Introducción
El cuidado correcto no requiere productos complicados. La mayoría de las piezas se conservan mejor con limpieza suave, secado completo y almacenamiento separado. La frecuencia depende del material y del uso.
Limpieza básica
Un paño suave elimina restos de sudor, polvo y cosméticos. Cuando el fabricante lo permita, puede utilizarse agua tibia con una pequeña cantidad de jabón neutro. Después hay que aclarar y secar completamente.
Los cepillos duros, los estropajos y los productos abrasivos pueden rayar el acabado. Tampoco conviene sumergir piezas con adhesivos, piedras delicadas o componentes cuya composición no esté clara.

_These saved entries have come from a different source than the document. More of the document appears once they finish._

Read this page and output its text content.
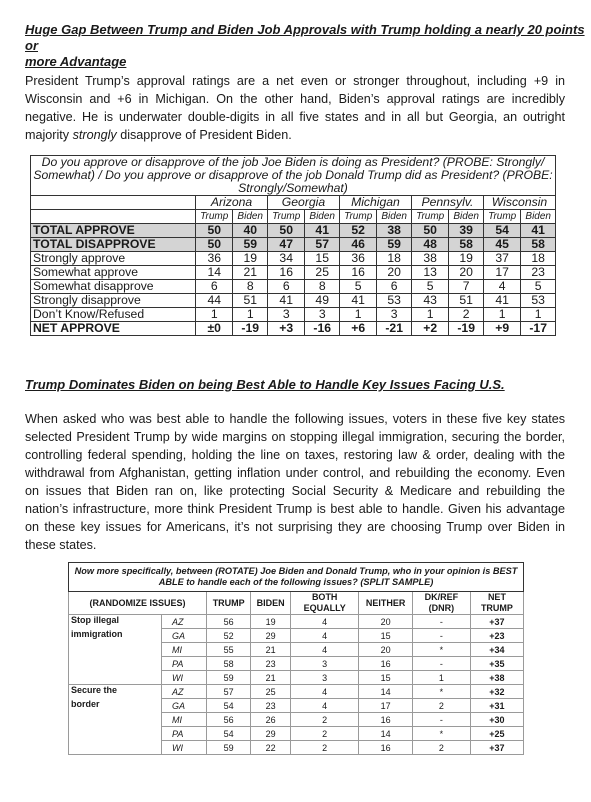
Huge Gap Between Trump and Biden Job Approvals with Trump holding a nearly 20 points or
more Advantage

President Trump’s approval ratings are a net even or stronger throughout, including +9 in Wisconsin and +6 in Michigan. On the other hand, Biden’s approval ratings are incredibly negative. He is underwater double-digits in all five states and in all but Georgia, an outright majority strongly disapprove of President Biden.

Do you approve or disapprove of the job Joe Biden is doing as President? (PROBE: Strongly/ Somewhat) / Do you approve or disapprove of the job Donald Trump did as President? (PROBE: Strongly/Somewhat)										
	Arizona		Georgia		Michigan		Pennsylv.		Wisconsin	
	Trump	Biden	Trump	Biden	Trump	Biden	Trump	Biden	Trump	Biden
TOTAL APPROVE	50	40	50	41	52	38	50	39	54	41
TOTAL DISAPPROVE	50	59	47	57	46	59	48	58	45	58
Strongly approve	36	19	34	15	36	18	38	19	37	18
Somewhat approve	14	21	16	25	16	20	13	20	17	23
Somewhat disapprove	6	8	6	8	5	6	5	7	4	5
Strongly disapprove	44	51	41	49	41	53	43	51	41	53
Don’t Know/Refused	1	1	3	3	1	3	1	2	1	1
NET APPROVE	±0	-19	+3	-16	+6	-21	+2	-19	+9	-17

Trump Dominates Biden on being Best Able to Handle Key Issues Facing U.S.

When asked who was best able to handle the following issues, voters in these five key states selected President Trump by wide margins on stopping illegal immigration, securing the border, controlling federal spending, holding the line on taxes, restoring law & order, dealing with the withdrawal from Afghanistan, getting inflation under control, and rebuilding the economy. Even on issues that Biden ran on, like protecting Social Security & Medicare and rebuilding the nation’s infrastructure, more think President Trump is best able to handle. Given his advantage on these key issues for Americans, it’s not surprising they are choosing Trump over Biden in these states.

Now more specifically, between (ROTATE) Joe Biden and Donald Trump, who in your opinion is BEST ABLE to handle each of the following issues? (SPLIT SAMPLE)							
(RANDOMIZE ISSUES)		TRUMP	BIDEN	BOTH EQUALLY	NEITHER	DK/REF (DNR)	NET TRUMP
Stop illegal	AZ	56	19	4	20	-	+37
immigration	GA	52	29	4	15	-	+23
	MI	55	21	4	20	*	+34
	PA	58	23	3	16	-	+35
	WI	59	21	3	15	1	+38
Secure the	AZ	57	25	4	14	*	+32
border	GA	54	23	4	17	2	+31
	MI	56	26	2	16	-	+30
	PA	54	29	2	14	*	+25
	WI	59	22	2	16	2	+37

Perfume, cremas y productos químicos
Es preferible aplicar perfume, crema corporal o protector solar antes de ponerse los accesorios y esperar a que se absorban. Los productos de limpieza doméstica, la lejía y otros químicos fuertes deben mantenerse alejados de cualquier pieza.
Agua, mar y piscina
Una pieza resistente al agua tolera mejor la humedad, pero el cloro y la sal pueden dejar residuos o acelerar el desgaste. Después del contacto conviene aclarar con agua dulce y secar con un paño suave.
Almacenamiento
Guardar cada pieza por separado reduce los arañazos y evita que las cadenas se enreden. Las bolsas textiles, los compartimentos pequeños y los joyeros con interior suave son soluciones sencillas. El lugar debe estar seco y protegido de la luz directa.
Consulta siempre los materiales
Las instrucciones cambian según el metal y el recubrimiento. Sisaru explica que gran parte de sus piezas utiliza acero inoxidable 316L y acabado PVD, información útil para ajustar los cuidados al material real.
Conclusión
La constancia es más importante que una limpieza intensa. Un repaso breve después del uso, evitar químicos y almacenar bien las piezas prolonga su aspecto y reduce el deterioro prematuro.